The transcription factor Npas4 contributes to adolescent development of prefrontal inhibitory circuits, and to cognitive and emotional functions: Implications for neuropsychiatric disorders

- Npas4 is highly expressed in the adolescent prefrontal cortex (PFC).
- Adolescent Npas4 deficient mice display sex-specific abnormalities in GABA transmission.
- Adolescent deletion of Npas4 leads to sex-specific cognitive and emotional deficits.
- Adolescent pharmacological enhancement of GABA transmission rescues behavioral deficits.

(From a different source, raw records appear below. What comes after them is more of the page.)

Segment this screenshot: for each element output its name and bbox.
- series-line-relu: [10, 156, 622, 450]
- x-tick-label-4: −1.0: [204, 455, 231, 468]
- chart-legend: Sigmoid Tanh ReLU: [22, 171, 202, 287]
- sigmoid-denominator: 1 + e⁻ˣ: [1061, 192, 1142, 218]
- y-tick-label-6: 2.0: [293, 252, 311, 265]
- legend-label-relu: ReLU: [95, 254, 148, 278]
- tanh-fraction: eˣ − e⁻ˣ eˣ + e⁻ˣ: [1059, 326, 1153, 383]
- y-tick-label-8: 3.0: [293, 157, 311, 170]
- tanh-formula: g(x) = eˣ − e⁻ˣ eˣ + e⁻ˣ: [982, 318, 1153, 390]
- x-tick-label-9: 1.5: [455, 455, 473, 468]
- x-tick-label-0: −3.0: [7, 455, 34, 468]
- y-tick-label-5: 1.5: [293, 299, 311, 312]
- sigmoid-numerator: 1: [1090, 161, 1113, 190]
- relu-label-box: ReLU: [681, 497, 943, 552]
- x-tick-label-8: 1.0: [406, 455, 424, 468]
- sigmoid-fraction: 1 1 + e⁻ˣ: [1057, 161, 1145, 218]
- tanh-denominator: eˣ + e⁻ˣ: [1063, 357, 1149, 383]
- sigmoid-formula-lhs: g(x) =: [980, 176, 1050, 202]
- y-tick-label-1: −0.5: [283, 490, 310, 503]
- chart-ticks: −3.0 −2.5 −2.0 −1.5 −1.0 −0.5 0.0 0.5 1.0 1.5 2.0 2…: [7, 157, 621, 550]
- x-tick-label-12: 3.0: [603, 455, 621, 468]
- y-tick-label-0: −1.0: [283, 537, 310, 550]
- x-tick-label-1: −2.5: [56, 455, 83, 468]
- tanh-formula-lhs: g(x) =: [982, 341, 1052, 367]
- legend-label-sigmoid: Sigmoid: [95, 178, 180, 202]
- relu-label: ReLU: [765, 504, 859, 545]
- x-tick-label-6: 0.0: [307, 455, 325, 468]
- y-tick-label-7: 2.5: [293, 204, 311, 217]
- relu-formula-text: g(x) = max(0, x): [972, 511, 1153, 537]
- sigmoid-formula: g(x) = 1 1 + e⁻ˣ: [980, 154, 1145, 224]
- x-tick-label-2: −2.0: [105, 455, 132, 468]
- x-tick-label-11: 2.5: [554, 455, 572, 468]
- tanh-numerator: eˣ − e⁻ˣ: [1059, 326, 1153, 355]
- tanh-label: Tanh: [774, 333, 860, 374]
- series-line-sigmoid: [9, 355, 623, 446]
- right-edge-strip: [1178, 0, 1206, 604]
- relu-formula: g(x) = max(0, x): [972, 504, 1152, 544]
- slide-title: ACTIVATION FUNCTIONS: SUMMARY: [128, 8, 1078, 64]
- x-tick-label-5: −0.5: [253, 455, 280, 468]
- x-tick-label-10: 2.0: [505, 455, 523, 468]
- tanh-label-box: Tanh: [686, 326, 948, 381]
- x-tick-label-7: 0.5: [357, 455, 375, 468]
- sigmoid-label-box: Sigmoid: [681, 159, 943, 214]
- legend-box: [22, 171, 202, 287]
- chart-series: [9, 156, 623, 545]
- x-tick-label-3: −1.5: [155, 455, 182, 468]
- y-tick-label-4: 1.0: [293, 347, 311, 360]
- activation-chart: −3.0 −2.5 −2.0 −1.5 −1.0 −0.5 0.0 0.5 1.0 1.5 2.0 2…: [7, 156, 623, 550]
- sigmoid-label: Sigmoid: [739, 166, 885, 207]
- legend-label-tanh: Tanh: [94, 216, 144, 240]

The adolescent brain is marked by functional and structural modifications, particularly within the inhibitory system of the prefrontal cortex (PFC). These changes are necessary for the acquisition of adult cognitive functions and emotion regulation, and impairments in these processes are associated with neuropathologies such as schizophrenia and affective disorders. The molecular mechanisms regulating this adolescent refinement of prefrontal inhibitory circuits remain largely unknown. Here we demonstrate that the transcription factor Npas4 plays a major role in this process. Using a series of behavioral, molecular, pharmacological and genetic approaches in mice, we demonstrate that deficiency in Npas4 affects adolescent expression of multiple markers of GABAergic transmission in the PFC, including parvalbumin and GAD67, in a sex-specific manner. This abnormal pattern of expression of GABAergic markers is associated with sex-specific cognitive and emotional impairments that occur only when Npas4 deficiency begins at adolescence but not post-adolescence. Finally, we show that chronic treatment with the GABA enhancing drug sodium valproate during adolescence is sufficient to induce long-lasting recovery of the molecular and behavioral abnormalities observed in Npas4 deficient mice. Altogether, we provide evidence for the involvement of the transcription factor Npas4 to the structural changes that affect prefrontal inhibitory circuits during adolescence. Further investigations of Npas4 role in the adolescent brain might provide new insights on the molecular mechanisms underlying neuropsychiatric disorders that emerge during adolescence.